Upon coming back home to Christ, I did not come home to Catholicism. I am absolutely aware of the flaws of this massively organized and too often covertly political religion. But here I am 8 years after I scoffed at my mother’s comment when Jack was born, (and an exact 20 years after I ran off to India in the hopes of finding a holy guru), sitting in a Catholic Church pew. I have been attending and even enjoying weekly mass– something only a few months ago I swore I would never ever do again, even if I had returned to Christianity in some fashion. So now that I am a renewed Christian, I want to hear the Word and praise his name. Then why return to the Catholic mass and not attend a bible based church instead? Well because I have a whole internet community of Charismatic video makers, church history and prophecy scholars, and Born-Again bloggers I can learn from. I have the bible I can read myself, allowing the Holy Spirit to speak to me through it. But to get a fancy feel for Christ? Only a Catholic mass can provide that.
Sitting through the mass can be woefully painful, but when it is done correctly, it can be most humbling and heart-warming. It doesn’t have the jazzy feel of a mega-church, nor the folksy grit as some friendly Protestant sects might. It lacks the spirited heart of Charismatic movers and impassioned Baptist sermonizers. Rather, it is plain and routine. But it has a sort of calm, reverential approach to spending time with God. There’s just the correct balance between the Liturgy of the Word and the Liturgy of the Eucharist. It feels simple and right. But what I truly love most is its beauty and sensory appeal. There is nothing more lovely than Catholic hymns.
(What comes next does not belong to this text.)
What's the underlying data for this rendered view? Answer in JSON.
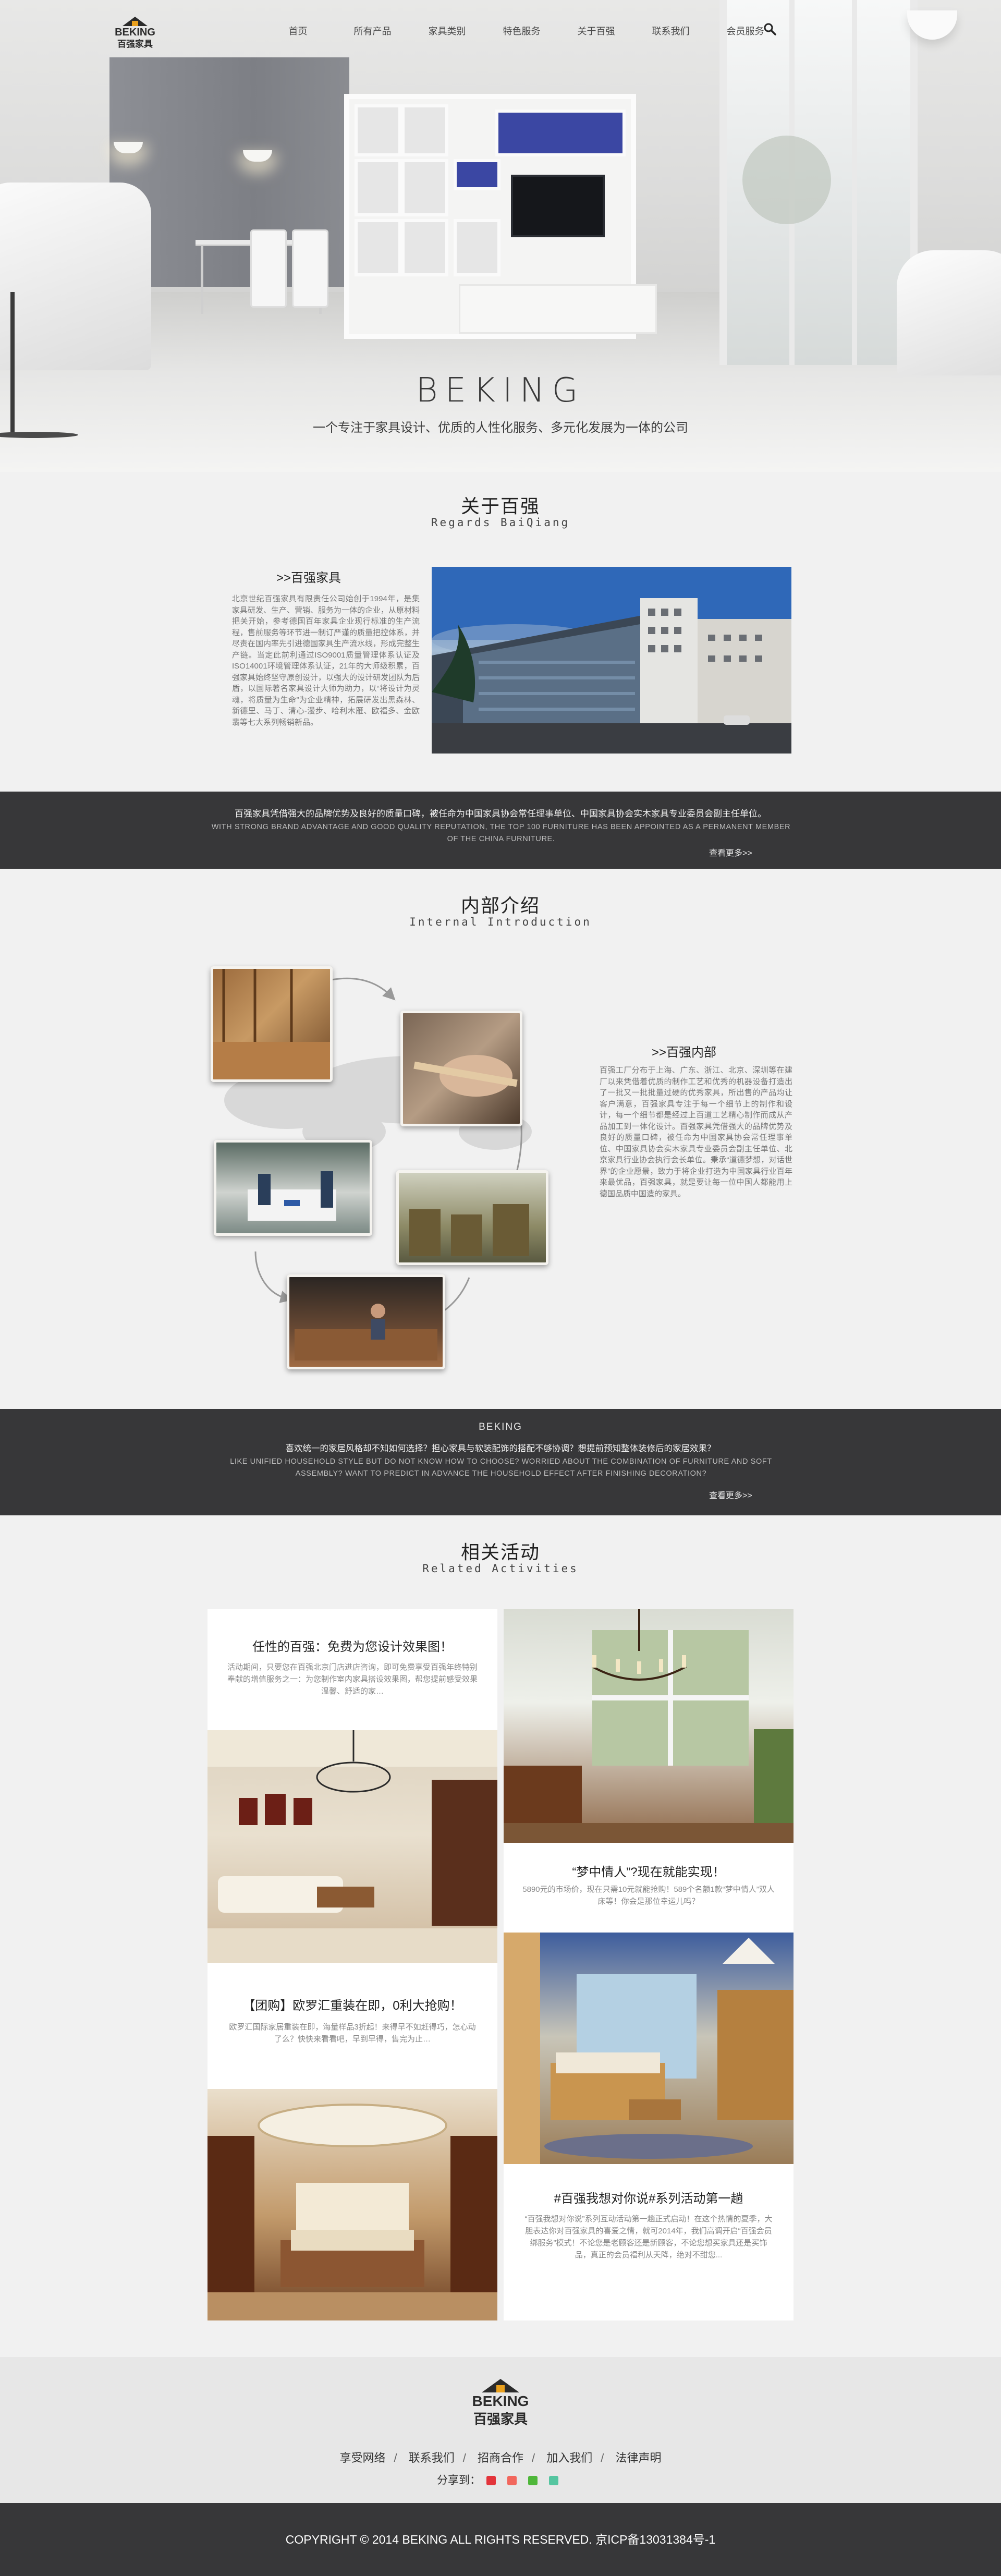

Smells of burning incense, the sharing of the body and blood of Christ, the exquisitely carved relief storytelling of the Passion of Christ upon the Stations of the Cross all provide for me the bridge between heaven and earth, between God and his creation.
Nothing compares to the awe I feel when gazing upon the massive radiance of beautifully painted stained-glass windows; perhaps akin to watching a visually brilliant movie upon an IMAX screen. Emblazoned on the raised ceiling at my church are masterfully painted details depicting Christ’s heroic tale of betrayal, suffering, risen glory and final kingship on the right hand of the Father. Is this idol worship? Not in the slightest. It is adoration for the epic story of God’s Son, Jesus Christ. And oh yeah, I am also an artist. It’s called appreciation for beauty. Are we artists, even in the name of Jesus Christ, ever going to be allowed to express ourselves without guilt and retribution?
I feel sorry for the rigid Protestant who is afraid to enter the Sistine Chapel for fear of going to hell if his heart should stir when contemplating such artistic talent, a gift that is given by God with the expectation to be used. In witnessing in person the imagery of the angels and demons in Michelangelo’s painting of The Last Judgment, I wept like a baby. For the first time in my life, the Book of Revelations came alive with the breath of God’s imagination and suddenly held meaning for me. Should we not enjoy expressing ideas about God, bringing them into form and sharing these with one another? If the work is truly inspired by the Lord, should we not trust in its sanctity? Michelangelo’s Pieta is far removed from the Illuminati entertainment industry’s idea of art, and yet we invite that into our lives without a second thought. Manmade ideas of heroes and villains in cartoons and movies move us into excitement, but Christians shun compelling works of art that make us think about God because we are associating it with Old Testament references to pagan idols?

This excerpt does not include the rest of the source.